First, some background. Given an arbitrary triangle ABC, draw squares on each side. Label the centers of the squares D, E, F. This forms another triangle DEF. Figure 1 indicates the basic construction (draw a perpendicular bisector half the length of the side ). ABC does not need to be a right angle triangle.

**Figure 1: Constructing square centers**

Now, it is fascinating to find that if squares are drawn on the second triangle DEF, but the *squares are drawn inward* rather than outward, the centers land on the mid points of the original triangle ABC. This is shown in Figure 2: JG is the inward perpendicular bisector of side EF, with JG = JE = JF. G is found to bisect side BC.

**Figure 2: Outer squares -> Inner Squares -> midpoints**

Now, let’s ask what would happen if we started with triangle ABC, but constructed the inner squares instead of outer squares, on it.
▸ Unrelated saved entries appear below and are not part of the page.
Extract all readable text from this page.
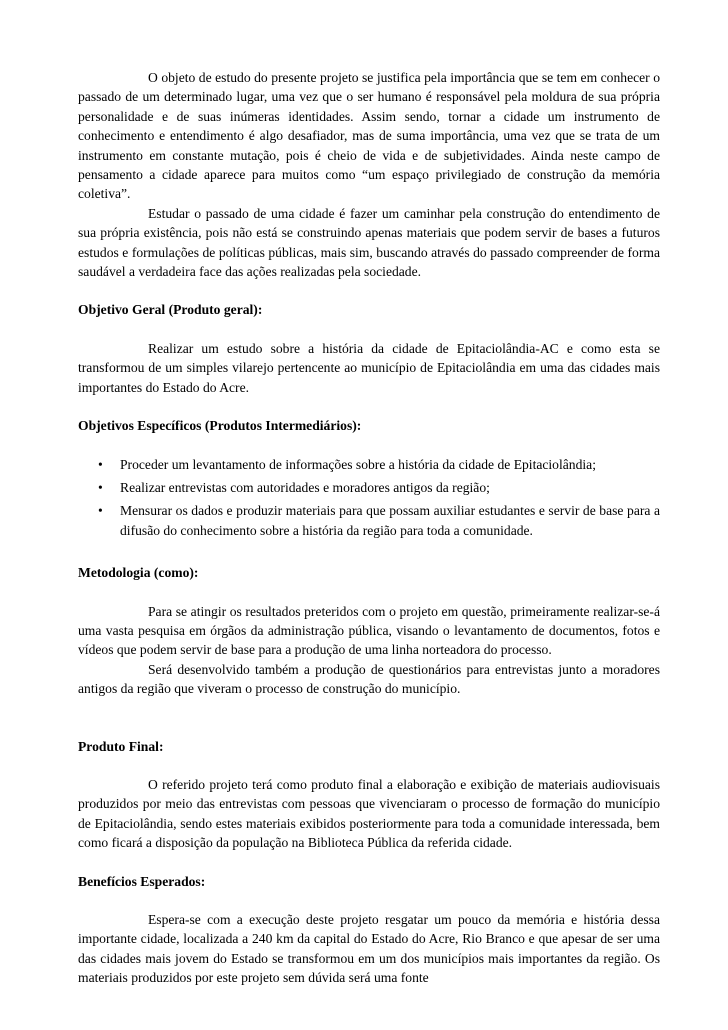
O objeto de estudo do presente projeto se justifica pela importância que se tem em conhecer o passado de um determinado lugar, uma vez que o ser humano é responsável pela moldura de sua própria personalidade e de suas inúmeras identidades. Assim sendo, tornar a cidade um instrumento de conhecimento e entendimento é algo desafiador, mas de suma importância, uma vez que se trata de um instrumento em constante mutação, pois é cheio de vida e de subjetividades. Ainda neste campo de pensamento a cidade aparece para muitos como “um espaço privilegiado de construção da memória coletiva”.

Estudar o passado de uma cidade é fazer um caminhar pela construção do entendimento de sua própria existência, pois não está se construindo apenas materiais que podem servir de bases a futuros estudos e formulações de políticas públicas, mais sim, buscando através do passado compreender de forma saudável a verdadeira face das ações realizadas pela sociedade.

Objetivo Geral (Produto geral):

Realizar um estudo sobre a história da cidade de Epitaciolândia-AC e como esta se transformou de um simples vilarejo pertencente ao município de Epitaciolândia em uma das cidades mais importantes do Estado do Acre.

Objetivos Específicos (Produtos Intermediários):
• Proceder um levantamento de informações sobre a história da cidade de Epitaciolândia;
• Realizar entrevistas com autoridades e moradores antigos da região;
• Mensurar os dados e produzir materiais para que possam auxiliar estudantes e servir de base para a difusão do conhecimento sobre a história da região para toda a comunidade.
Metodologia (como):

Para se atingir os resultados preteridos com o projeto em questão, primeiramente realizar-se-á uma vasta pesquisa em órgãos da administração pública, visando o levantamento de documentos, fotos e vídeos que podem servir de base para a produção de uma linha norteadora do processo.

Será desenvolvido também a produção de questionários para entrevistas junto a moradores antigos da região que viveram o processo de construção do município.

Produto Final:

O referido projeto terá como produto final a elaboração e exibição de materiais audiovisuais produzidos por meio das entrevistas com pessoas que vivenciaram o processo de formação do município de Epitaciolândia, sendo estes materiais exibidos posteriormente para toda a comunidade interessada, bem como ficará a disposição da população na Biblioteca Pública da referida cidade.

Benefícios Esperados:

Espera-se com a execução deste projeto resgatar um pouco da memória e história dessa importante cidade, localizada a 240 km da capital do Estado do Acre, Rio Branco e que apesar de ser uma das cidades mais jovem do Estado se transformou em um dos municípios mais importantes da região. Os materiais produzidos por este projeto sem dúvida será uma fonte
Thus we have triangle DEF in figure 3 below, constructed on centers of inner squares.

Figure 3: Centers of Inner Squares on Triangle ABC

Now, it is natural to expect that the centers of outer squares drawn on DEF will fall on the midpoints of the original triangle ABC. That is, inner squares -> outer squares -> midpoints. Thus we have figure 4 below, and see that the square centers indeed fall on the midpoints of triangle ABC.

**Figure 4: inner squares -> outer squares -> midpoints**

So where is the magic trick, the sleight of hand? Well, examine Figure 4 again. Actually, we found the midpoints thus: inner squares -> inner squares -> midpoints.

And that was really amazing to discover, that the constructions break a natural symmetry:

outer squares -> inner squares -> midpoints

inner squares -> inner squares -> midpoints.

*Note: the figures are drawn using a beautiful geometry construction software called C.A.R. (Compass and Ruler)*.

## The puzzle

For the reader who wondered what the original puzzle was, it is a set of related puzzles:

(a) Construct outward squares on a triangle ABC of any shape. Let the centers of the squares be DEF. Now, given only DEF, reconstruct the original triangle ABC.

(b) Instead of squares, draw equilateral triangles on sides of ABC. Given the centers of the equilateral triangle, reconstruct the original triangle ABC.

(c) Generalizing further: On side BC with midpoint G, draw a perpendicular GD such that GD = m * GC, where m is a real number. This generates point D. Similarly draw points E and F using sides AC and AB respectively, using the same value of m.Given DEF, reconstruct the original triangle ABC. (setting m = 1 gives puzzle (a), and so on.)

An alternative approach to draw points D E F is as follows: Draw two lines from the ends of each side at a constant angle to the side. The intersection of these two lines gives the points D E F. Then 45 degree angles gives case (a); 60 degree angles give case (b).